O grupo de Guardas começou a correr atrás de Lauren, que dobrava as esquinas arrastando as solas dos sapatos, sem se importar estavam começando a se desgastarem, apenas queria fugir o mais rápido possível daqueles homens vestindo gigantes armaduras de ferro.
As pernas já davam sinais de cansaço, a respiração estava falha e o suor escorria pelo rosto quando a Princesa finalmente encontrou a taberna comentada por Ophelia. Reuniu o que sobrara de suas forças e correu ainda mais rápido, ignorando os gritos e exclamações dos Guardas tentando pará-la.
Assim em que conseguiu alcançar a porta do estabelecimento, abriu-a e entrou, escondendo-se atrás de um barril ao lado de uma estante que continha garrafas de diversas formas e tamanhos com líquidos variáveis.
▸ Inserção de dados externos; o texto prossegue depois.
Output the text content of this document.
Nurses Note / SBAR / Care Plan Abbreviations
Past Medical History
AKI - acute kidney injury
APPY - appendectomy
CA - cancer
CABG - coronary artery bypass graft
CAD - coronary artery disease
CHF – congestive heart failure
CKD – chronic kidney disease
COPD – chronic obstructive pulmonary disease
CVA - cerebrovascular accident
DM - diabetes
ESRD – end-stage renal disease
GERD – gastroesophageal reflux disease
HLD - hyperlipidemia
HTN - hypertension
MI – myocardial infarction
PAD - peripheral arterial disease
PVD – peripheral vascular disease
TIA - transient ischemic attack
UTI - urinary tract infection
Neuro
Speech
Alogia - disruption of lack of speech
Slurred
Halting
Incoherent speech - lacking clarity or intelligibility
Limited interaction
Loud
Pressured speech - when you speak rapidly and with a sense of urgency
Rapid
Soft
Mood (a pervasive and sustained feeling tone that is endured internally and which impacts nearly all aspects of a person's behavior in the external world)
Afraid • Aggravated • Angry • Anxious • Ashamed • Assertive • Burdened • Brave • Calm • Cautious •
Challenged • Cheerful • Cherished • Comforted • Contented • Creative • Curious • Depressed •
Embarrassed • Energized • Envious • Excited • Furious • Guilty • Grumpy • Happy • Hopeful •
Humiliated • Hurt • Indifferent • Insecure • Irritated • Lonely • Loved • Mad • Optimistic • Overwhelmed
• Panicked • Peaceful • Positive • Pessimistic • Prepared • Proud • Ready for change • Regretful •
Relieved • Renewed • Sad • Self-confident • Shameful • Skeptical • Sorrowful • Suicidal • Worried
Os Guardas entraram segundos depois, parando na porta e passando os olhares por cada canto antes de se espalharem e começarem a mover objetos e móveis a procura da jovem.
— Ora, vão querer levar o rum também? - Lauren segurou um suspiro aliviado ao ver um rapaz vestindo roupas de couro nas cores preto e vermelho parar à frente do barril e em que estava, tampando a possível visão que o Guarda teria de si ao se aproximar mais. — Se estão procurando a Princesa, estão procurando no lugar errado, ela deve estar no alfaiate ou em uma joalheria cara.
— Estamos procurando por uma jovem de cabelos pretos, olhos verdes, vestido branco amarelado e sapatos de couro marrom. - o Guarda tentou se aproximar mais, mas o desconhecido o impediu, espalmando a mão contra o peitoral da armadura.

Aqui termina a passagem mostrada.